Let’s pretend for a moment the authors nailed their calculations and these numbers are beyond question. Why are government policies saving married folks money? The authors say it’s because marriage might make people “healthier and happier,” and after all, the government is in the business of subsidizing your personal health and happiness.
This is wrong, and since Ms. Arnold and Ms. Campbell do run a website germane to this topic and are presumably informed about these things, I assume it’s a deliberate lie. It is true that the government gives certain tax and entitlement benefits to married people. The reasons, however, are nothing so fuzzy as marginal improvements in self-reported happiness.
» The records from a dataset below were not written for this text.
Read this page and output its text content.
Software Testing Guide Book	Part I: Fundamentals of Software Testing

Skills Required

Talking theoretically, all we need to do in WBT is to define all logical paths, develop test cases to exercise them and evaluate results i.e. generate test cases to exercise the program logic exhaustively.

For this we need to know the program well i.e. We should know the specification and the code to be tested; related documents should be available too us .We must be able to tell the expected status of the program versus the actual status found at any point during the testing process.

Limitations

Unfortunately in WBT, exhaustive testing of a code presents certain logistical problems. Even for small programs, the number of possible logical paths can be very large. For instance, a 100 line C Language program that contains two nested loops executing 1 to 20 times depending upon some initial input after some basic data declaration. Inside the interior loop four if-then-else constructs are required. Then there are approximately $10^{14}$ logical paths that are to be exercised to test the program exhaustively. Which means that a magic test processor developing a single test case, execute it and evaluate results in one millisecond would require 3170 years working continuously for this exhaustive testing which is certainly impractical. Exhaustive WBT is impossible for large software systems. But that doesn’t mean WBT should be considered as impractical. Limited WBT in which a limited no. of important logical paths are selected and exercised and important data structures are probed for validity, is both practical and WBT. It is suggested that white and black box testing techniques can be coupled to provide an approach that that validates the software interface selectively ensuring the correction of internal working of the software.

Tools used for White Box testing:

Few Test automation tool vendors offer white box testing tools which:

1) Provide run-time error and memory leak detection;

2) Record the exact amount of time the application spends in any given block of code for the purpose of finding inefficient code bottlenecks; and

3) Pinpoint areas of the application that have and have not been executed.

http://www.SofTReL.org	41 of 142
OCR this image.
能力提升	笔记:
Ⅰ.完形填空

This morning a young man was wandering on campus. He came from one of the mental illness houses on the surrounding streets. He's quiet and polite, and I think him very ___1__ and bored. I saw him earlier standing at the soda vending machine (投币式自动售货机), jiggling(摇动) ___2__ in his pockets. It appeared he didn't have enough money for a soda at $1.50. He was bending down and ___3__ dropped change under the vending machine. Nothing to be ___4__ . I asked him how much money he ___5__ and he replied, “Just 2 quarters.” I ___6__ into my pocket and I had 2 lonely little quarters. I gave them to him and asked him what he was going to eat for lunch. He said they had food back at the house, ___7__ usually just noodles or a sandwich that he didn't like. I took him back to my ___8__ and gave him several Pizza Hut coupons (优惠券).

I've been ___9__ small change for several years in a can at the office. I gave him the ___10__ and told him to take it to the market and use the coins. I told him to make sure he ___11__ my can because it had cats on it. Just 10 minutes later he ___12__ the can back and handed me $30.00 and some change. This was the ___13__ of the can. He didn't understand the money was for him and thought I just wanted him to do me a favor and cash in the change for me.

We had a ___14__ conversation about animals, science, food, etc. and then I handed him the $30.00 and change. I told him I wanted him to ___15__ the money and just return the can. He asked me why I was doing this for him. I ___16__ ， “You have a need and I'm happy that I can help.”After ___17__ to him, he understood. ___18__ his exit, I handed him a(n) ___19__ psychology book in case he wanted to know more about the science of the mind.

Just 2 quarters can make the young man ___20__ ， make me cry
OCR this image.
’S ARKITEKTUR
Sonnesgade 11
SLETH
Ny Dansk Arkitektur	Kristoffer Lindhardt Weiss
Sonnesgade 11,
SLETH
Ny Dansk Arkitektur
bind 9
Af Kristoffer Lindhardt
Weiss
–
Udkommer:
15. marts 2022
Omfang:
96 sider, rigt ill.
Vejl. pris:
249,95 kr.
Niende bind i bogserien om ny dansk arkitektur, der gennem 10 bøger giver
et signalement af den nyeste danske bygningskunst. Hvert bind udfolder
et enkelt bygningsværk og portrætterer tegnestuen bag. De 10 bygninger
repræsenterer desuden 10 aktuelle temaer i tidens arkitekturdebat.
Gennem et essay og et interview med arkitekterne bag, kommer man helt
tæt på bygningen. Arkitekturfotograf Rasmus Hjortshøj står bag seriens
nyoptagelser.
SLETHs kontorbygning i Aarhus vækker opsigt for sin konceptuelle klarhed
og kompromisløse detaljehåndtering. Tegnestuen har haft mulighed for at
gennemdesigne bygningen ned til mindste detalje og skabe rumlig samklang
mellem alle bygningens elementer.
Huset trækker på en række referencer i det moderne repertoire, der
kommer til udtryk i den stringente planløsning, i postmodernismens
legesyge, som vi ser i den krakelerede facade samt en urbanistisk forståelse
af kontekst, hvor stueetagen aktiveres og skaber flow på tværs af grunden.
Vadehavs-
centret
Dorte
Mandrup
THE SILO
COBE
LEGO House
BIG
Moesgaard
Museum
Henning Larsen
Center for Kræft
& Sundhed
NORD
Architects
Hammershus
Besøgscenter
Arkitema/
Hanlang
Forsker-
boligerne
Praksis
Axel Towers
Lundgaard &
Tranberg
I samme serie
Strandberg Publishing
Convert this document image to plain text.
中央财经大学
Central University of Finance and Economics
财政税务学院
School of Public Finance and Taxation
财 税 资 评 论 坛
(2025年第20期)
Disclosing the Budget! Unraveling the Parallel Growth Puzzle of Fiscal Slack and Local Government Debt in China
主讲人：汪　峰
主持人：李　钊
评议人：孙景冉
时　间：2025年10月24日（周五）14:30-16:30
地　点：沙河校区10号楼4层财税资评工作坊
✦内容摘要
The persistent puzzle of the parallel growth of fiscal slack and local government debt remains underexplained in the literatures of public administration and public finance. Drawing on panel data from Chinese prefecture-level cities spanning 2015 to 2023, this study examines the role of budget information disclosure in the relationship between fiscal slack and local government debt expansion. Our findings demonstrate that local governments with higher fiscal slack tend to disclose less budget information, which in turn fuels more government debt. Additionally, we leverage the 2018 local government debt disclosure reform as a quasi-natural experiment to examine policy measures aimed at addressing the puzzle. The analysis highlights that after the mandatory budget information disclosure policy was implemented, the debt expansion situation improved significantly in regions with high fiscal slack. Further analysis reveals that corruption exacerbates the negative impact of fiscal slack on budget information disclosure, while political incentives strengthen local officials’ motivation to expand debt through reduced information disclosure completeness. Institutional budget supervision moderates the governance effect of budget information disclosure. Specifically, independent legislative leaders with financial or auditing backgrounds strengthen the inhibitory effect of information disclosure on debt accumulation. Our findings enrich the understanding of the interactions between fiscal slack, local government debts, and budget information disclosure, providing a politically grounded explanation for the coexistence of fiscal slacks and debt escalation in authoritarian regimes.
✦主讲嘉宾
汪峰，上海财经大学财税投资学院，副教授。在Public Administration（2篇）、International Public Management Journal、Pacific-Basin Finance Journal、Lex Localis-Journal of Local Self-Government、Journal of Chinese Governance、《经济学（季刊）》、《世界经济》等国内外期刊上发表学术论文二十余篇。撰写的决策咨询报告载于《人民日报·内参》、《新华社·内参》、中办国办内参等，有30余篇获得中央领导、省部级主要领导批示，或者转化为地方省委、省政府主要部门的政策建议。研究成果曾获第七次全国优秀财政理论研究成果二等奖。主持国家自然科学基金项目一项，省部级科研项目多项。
The government likes marriage because it makes people more stable, more productive, and more prosperous. The reasons for this are not complicated.
- Married couples have two salaries, or at least two eligible wage-earners. They spend more, they save more, and layoffs, accidents, illness, and all the other vicissitudes of life are less apt to land them (and their children) on the welfare rolls.
- Married couples are more involved in their communities. They split the time and costs involved in childcare and running a home. This means more money for charity, and more time for volunteerism and side businesses. Stay-at-home wives and wives who work part time once were (and in some American cities, still are) the lifeblood of PTAs, religious organizations, and all manner of volunteer groups. Careerist single women don’t have time for quaint pursuits like strengthening the social fabric of their communities.
- And married couples raise better children, who perform better in school and, thanks to their parents’ greater time and money, get to participate in more extracurricular activities.
Or look at it another way, one of the ladies in the crowd will appreciate: marriage is the ultimate form of welfare. It pools two people’s resources to provide them with more freedom and financial security. Though it doesn’t make married people into model citizens, it does push them in that direction. That is exactly the sort of thing I want my government to incentivize.
And while single people aren’t deadbeats by default, you don’t see a long row of hard-luck married women lined up outside your local welfare office. One survey found that 95 percent of women entering New Jersey’s welfare program were unmarried. To all the single ladies paying more in taxes, just think of it as insurance against the rest of us having to underwrite your iPhone bills.
Not that I oppose government subsidies for high-res boob pics.
Of course, Ms. Arnold and Ms. Campbell’s decision to run the numbers only for single women obscures the fact that single men like me also pay more in taxes and more for healthcare. If my sole interest were maxing out my checking account balance, maybe I could get behind this effort.
But as it happens, I would like to live in a prosperous nation, one where people raise their kids properly and have the time and money to help their neighbors. I may never get married myself, but I’m not going to cheerlead the atomization of our society through dismantling all incentives to marry.
Men who do get married are making one hell of a sacrifice for a good greater than their own. I’ll happily pay a little more to avoid doing the same. And I’ll keep calling out the shrikes, like Ms. Arnold and Ms. Campbell, who pretend their rootless profligacy makes them deserving of the same benefits given to married couples. Ladies, your situation may not be “fair,” but there are things in this world more important than fairness.